= Hot Spot (cricket) =

Infrared imaging system using in cricket

A typical example of a Hot Spot display: the white "spot" on the edge of the bat indicates that it was struck by the ball (moving from right to left).

Hot Spot is an infrared imaging system used in cricket to determine whether the ball has struck the batsman, bat, or pad. Hot Spot requires two infrared cameras on opposite sides of the ground above the field of play that are continuously recording an image. Any suspected nick or bat/pad event can be verified by examining the infrared image, which usually shows a bright spot where contact friction from the ball has elevated the local temperature. Where referrals to an off-field third umpire are permitted, the technology is used to enhance the on-field umpire's decision-making accuracy. Where referrals are not permitted, the technology is used primarily as an analytical aid for television coverage.

== Use ==

The system's principal application in cricket is in deciding whether the ball has struck the batsman's bat or pad – this determination being critical in determining if a batsman is out or not on appeal for lbw or caught.

In considering whether a batsman is out, it can be difficult when the ball strikes the bat and is then caught by a member of the fielding team. It can also be caught in front of the stumps when the ball hits the pad. One of the most difficult decisions is whether the ball struck the pad or bat only. Or, if it struck both, whether the pad or the bat was struck first. If the ball strikes the bat only, or strikes the bat followed by the pad, then the batsman could be out caught but not lbw. If the ball strikes the pad in front of the stumps or inline with the stumps, then the batsman could be out lbw but not caught.
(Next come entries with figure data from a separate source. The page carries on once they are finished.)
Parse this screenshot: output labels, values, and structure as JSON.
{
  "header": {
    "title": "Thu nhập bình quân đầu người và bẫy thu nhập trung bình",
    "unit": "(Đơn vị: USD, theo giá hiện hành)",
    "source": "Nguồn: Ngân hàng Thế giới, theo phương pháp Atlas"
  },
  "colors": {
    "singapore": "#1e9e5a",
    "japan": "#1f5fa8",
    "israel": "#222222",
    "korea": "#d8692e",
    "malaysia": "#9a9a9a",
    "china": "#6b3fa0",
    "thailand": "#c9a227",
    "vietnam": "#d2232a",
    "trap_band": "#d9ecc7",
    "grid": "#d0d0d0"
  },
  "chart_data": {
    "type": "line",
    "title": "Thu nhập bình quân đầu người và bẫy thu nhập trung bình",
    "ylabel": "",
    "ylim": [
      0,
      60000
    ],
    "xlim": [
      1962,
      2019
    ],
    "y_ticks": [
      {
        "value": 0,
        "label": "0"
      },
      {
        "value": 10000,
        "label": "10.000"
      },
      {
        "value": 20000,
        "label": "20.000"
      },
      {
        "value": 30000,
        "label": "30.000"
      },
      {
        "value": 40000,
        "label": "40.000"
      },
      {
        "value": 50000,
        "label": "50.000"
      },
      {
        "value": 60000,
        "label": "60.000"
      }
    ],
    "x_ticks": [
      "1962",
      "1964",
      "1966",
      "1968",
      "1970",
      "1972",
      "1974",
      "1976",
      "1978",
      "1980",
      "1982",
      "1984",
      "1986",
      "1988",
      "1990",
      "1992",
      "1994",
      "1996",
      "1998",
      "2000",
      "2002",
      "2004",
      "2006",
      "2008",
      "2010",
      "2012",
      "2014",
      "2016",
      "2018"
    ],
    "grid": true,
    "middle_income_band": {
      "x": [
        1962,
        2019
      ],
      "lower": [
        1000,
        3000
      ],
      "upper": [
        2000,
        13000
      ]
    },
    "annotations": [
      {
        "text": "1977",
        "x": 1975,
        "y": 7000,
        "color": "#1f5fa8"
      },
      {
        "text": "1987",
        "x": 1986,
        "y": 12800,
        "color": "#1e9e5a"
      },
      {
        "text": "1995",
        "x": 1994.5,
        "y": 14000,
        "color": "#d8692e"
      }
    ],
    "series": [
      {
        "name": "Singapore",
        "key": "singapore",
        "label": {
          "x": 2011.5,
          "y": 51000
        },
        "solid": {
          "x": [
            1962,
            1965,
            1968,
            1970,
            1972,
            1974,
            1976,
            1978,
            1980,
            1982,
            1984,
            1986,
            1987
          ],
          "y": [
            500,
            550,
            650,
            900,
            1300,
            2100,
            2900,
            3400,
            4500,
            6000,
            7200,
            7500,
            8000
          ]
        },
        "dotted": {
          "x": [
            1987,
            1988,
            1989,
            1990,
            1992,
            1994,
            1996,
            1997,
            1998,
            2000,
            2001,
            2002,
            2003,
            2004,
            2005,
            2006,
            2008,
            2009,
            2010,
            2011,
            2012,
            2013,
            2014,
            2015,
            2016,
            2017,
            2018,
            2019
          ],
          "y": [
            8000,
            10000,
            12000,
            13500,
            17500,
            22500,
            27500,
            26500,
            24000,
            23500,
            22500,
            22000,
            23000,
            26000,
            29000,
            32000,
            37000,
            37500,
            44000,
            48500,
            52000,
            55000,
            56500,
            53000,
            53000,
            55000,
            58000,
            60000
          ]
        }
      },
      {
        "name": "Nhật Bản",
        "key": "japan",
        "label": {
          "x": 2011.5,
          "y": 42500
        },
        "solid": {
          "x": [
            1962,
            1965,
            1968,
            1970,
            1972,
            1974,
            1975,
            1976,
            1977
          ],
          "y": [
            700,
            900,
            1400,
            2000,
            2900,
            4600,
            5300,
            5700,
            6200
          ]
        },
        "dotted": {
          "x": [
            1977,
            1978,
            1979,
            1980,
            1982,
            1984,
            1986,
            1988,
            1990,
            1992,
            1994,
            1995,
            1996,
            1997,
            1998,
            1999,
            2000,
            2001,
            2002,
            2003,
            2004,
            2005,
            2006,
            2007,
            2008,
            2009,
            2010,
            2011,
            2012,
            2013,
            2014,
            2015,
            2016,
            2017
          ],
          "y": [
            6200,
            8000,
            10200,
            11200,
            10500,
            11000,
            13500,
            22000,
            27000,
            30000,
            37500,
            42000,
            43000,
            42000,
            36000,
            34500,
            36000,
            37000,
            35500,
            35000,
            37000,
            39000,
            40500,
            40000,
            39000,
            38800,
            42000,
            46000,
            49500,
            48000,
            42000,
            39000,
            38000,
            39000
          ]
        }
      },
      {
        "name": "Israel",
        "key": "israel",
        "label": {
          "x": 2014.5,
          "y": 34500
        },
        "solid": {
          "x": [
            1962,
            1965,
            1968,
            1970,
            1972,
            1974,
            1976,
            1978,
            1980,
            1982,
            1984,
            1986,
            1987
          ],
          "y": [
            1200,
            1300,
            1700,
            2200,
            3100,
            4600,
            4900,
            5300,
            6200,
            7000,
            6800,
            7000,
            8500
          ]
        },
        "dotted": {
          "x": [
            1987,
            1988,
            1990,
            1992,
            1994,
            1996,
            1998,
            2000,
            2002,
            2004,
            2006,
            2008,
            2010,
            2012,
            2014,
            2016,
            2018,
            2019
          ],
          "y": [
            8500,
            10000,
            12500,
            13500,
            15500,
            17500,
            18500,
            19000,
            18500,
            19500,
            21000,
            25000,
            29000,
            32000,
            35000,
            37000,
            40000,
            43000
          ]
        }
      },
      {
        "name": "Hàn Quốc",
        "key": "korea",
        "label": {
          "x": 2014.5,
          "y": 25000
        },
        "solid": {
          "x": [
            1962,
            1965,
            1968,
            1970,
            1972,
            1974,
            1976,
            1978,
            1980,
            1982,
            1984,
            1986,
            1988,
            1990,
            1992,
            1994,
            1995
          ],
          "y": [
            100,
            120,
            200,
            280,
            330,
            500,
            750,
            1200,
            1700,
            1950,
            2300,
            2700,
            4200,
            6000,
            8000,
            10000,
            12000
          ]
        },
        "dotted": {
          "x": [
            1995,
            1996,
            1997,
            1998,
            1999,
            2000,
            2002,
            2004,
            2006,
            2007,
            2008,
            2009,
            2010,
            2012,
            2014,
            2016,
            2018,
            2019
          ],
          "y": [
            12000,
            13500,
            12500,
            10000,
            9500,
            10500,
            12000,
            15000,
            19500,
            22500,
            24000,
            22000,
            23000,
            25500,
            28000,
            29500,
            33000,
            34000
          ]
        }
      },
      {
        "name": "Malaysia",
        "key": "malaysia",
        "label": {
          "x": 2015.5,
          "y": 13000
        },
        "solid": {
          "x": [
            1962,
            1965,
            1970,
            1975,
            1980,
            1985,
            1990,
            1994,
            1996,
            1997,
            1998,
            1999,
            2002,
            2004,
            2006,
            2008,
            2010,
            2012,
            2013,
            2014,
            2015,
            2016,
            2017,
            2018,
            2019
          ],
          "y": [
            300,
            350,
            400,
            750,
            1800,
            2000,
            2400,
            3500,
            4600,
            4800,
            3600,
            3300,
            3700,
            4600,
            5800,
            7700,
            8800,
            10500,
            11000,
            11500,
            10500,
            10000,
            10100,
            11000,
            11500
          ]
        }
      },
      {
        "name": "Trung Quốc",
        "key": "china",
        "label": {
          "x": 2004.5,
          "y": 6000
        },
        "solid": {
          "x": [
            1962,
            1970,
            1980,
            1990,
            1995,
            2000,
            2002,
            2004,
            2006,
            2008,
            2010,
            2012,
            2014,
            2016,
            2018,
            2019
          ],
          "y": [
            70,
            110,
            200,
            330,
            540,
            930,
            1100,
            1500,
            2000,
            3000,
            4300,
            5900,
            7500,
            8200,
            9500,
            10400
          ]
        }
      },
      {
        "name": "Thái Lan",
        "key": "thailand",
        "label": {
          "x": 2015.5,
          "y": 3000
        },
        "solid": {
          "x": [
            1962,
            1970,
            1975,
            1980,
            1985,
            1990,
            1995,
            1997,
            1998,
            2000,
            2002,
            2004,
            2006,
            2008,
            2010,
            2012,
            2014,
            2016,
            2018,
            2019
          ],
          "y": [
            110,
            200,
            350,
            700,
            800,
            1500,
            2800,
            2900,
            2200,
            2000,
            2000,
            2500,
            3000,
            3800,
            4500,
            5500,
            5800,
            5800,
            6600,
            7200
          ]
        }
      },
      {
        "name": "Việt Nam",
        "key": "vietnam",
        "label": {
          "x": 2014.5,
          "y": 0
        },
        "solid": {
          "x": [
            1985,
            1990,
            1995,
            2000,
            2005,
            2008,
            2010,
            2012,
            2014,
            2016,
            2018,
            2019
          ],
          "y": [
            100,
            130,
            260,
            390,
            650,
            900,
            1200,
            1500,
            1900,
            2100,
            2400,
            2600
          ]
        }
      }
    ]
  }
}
Also, if the ball strikes the pad followed by the bat, then the batsman could be out lbw or out caught if a fielder catches the ball. The batsman's bat and pad are often close together, and it can be very hard to determine by eye which was struck first, whereas the hotspot technology can often resolve the question.

Hot-spot imagery is also used to show which part of the cricket bat hit the ball, as ideally the batsmen try to "middle" the ball, i.e., hit it where the sweet spot lies. Hot spot cameras provide some valuable information while analyzing the strokes played by a batsman.

== Mechanism ==

Hot Spot uses two infrared cameras positioned at either end of the ground. These cameras sense and measure heat from friction generated by a collision, such as ball on pad, ball on bat, ball on ground or ball on glove. Using a subtraction technique, a series of black-and-white negative frames are generated into a computer, precisely localizing the ball's point of contact.

== History ==

Hot Spot uses technology developed in the military for tank and jet fighter tracking. The technology was adapted for television by BBG Sports, the Australian company responsible for the Snickometer. The technology was first used during the first Test match of the 2006–07 Ashes at the Gabba on 23 November 2006.

The International Cricket Council announced that Hot Spot images would be available for use as part of its ongoing technology trial during the second and third Tests (March 2009) in South Africa. The system was to be available to the third umpire in the event of a player referral.

For the 2012 season, BBG Sport introduced a new generation of Hot Spot using high-performance SLX-Hawk thermal imaging cameras provided by UK-based Selex ES (part of Italian-owned defence contractor Finmeccanica, later renamed Leonardo S.p.A.). These cameras provided sharper images with improved sensitivity and much less motion blur than earlier Hot Spot technologies. As a result, the upgraded Hot Spot system was able to detect much finer edge nicks than in previous seasons, essentially ending all earlier doubts about the capability of the technology. Following the success of this updated Hot Spot system, BBG Sport and Selex signed an exclusivity agreement for the supply of SLX-Hawk cameras for Hot Spot in cricket and other sports.